Mick Jagger é citado como tendo dito que só tem bad trip quem não gosta de si mesmo. Quando, pouco tempo depois de eu tomar auasca, ficou de moda as pessoas tomarem ácido lisérgico, havia de tudo: pessoas que tinham dezenas de viagens boas e, de repente, uma ruim; pessoas que só as tinham más, mas ainda assim não desistiam de seguir tomando; pessoas que nada sentiam; pessoas que, sempre tendo viagens ótimas, um belo dia enlouqueciam sob o efeito da droga sem a principio parecerem sofrer (todas estas últimas sofreram muito, depois; a maioria fez um grande esforço - em geral consideravelmente bem-sucedido de recuperação).
Ter gritado na TV "Deus está solto" ao cantar "E proibido proibir", foi um gesto inspirado pela constatação de que a religiosidade estava sendo tão reprimida quanto o sexo. Eu próprio tive educação católica em casa. Frequentei sempre escolas públicas (as escolas religiosas eram todas pagas), mas o diretor do Ginásio Teodoro Sampaio era o padre Antenor. O fiscal do mesmo estabelecimento era o padre Fenelon. E o diretor do Departamento de Filosofia da Universidade da Bahia era o padre Pinheiro. Além de termos todos a obrigação de ir à missa todos os domingos, exigia-se que rezássemos antes de dormir, e que nos benzêssemos antes de entrar no mar, num trem, num avião.
Quando fiz a primeira comunhão, fui muito cheio de medo receber a hóstia.

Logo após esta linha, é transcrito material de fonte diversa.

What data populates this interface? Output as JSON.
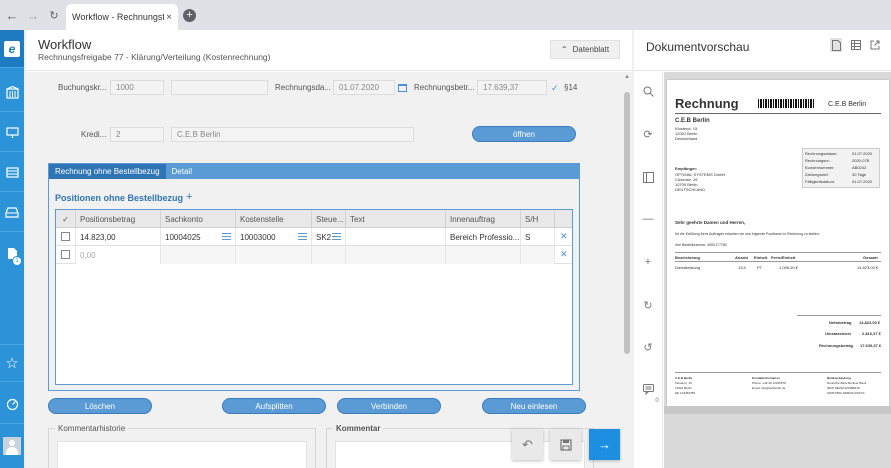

Tinham me dito que Deus entraria em meu corpo, que uma grande paz me inundaria a alma, que eu seria envolvido numa luz puríssima. Eu me perguntava como seriam essas sensações. Apesar de essas coisas me serem ditas em tom calmo e amável, eu sentia um medo que só não era pânico porque eu vagamente adivinhava, pela observação das pessoas que comungavam (e de todos os meus irmãos mais velhos que já tinham feito a primeira comunhão), a falácia dessas promessas ou ameaças. Não me considerei cem por cento sincero na confissão.
Tremi antes de comungar e senti -me decepcionado e aliviado ao perceber que nada me acontecera. Por que eu tinha tanto medo de Deus? Não sei. Não é tão frequente que não se o tenha. O fato é que rompi intelectualmente com a religião cedo demais e sem superar esse medo.

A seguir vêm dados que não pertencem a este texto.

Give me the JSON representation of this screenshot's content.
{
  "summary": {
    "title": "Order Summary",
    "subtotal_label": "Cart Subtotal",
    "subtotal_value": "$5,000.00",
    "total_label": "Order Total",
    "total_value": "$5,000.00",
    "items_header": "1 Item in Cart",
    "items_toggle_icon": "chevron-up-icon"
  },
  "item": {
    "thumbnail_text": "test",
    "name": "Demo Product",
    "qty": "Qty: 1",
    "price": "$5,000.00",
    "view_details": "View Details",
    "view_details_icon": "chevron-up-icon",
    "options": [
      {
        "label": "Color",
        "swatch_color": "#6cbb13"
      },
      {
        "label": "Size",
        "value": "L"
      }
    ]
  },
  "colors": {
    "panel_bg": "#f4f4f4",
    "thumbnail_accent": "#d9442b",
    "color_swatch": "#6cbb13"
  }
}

A missa dos domingos, embora por vezes sua obrigatoriedade me impacientasse, não era nem desinteressante nem desagradável. A liturgia católica é bela e exuberante (era-o ainda mais quando não se usava microfone, o padre ficava de costas para nós e falava em latim). Guardei do quarto do santo e das missas na Igreja da Purificação um gosto pelo ritual. Por outro lado, o candomblé estava sempre presente. Não apenas ouvíamos falar coisas como "meu santo não vai com o dele" ou "eu tenho santo forte"; ou sabíamos os nomes de Iemanjá e Xangô, Oxum e Oxóssi (das canções de Cay mmi, mas também das conversas de amigos e parentes); como também íamos às festas anuais de Sultão das Matas, em casa de Edite, irmã biológica de Nicinha, minha irmã de criação. Lembro a primeira vez que vi Edite possuída. Eu, ainda pequeno, não tinha autorização de permanecer na festa até o fim. Alguma coisa acontecia depois do samba-deroda que não me era permitido ver. Não sei à displicência de quem se deve o fato de, numa dessas festas, eu, ao sair pelo corredor para voltar para casa, deparar-me com Edite vestida de índio, de olhos fechados, sendo quase arrastada por duas outras mulheres de olhos abertos. Era ela, sem dúvida, mas seu rosto tinha uma expressão que eu nunca lhe tinha visto antes: o lábio inferior avançado, o vinco entre as sobrancelhas fundíssimo, as narinas enormes. Parecia um homem zangado. O que eu mais me perguntava era: "O que será que Edite está sentindo?; se a pessoa é ela e não é ela, se está acordada e não está acordada, então o que sente?". Tive medo. Tive medo por estar diante do inexplicável e tive medo por imaginar-me na situação. Esse medo nunca me deixou de todo. Ele desempenhou parte relevante na ansiedade pré-primeira comunhão. E durante o porre de lança-perfume, o barato da maconha e a viagem de auasca.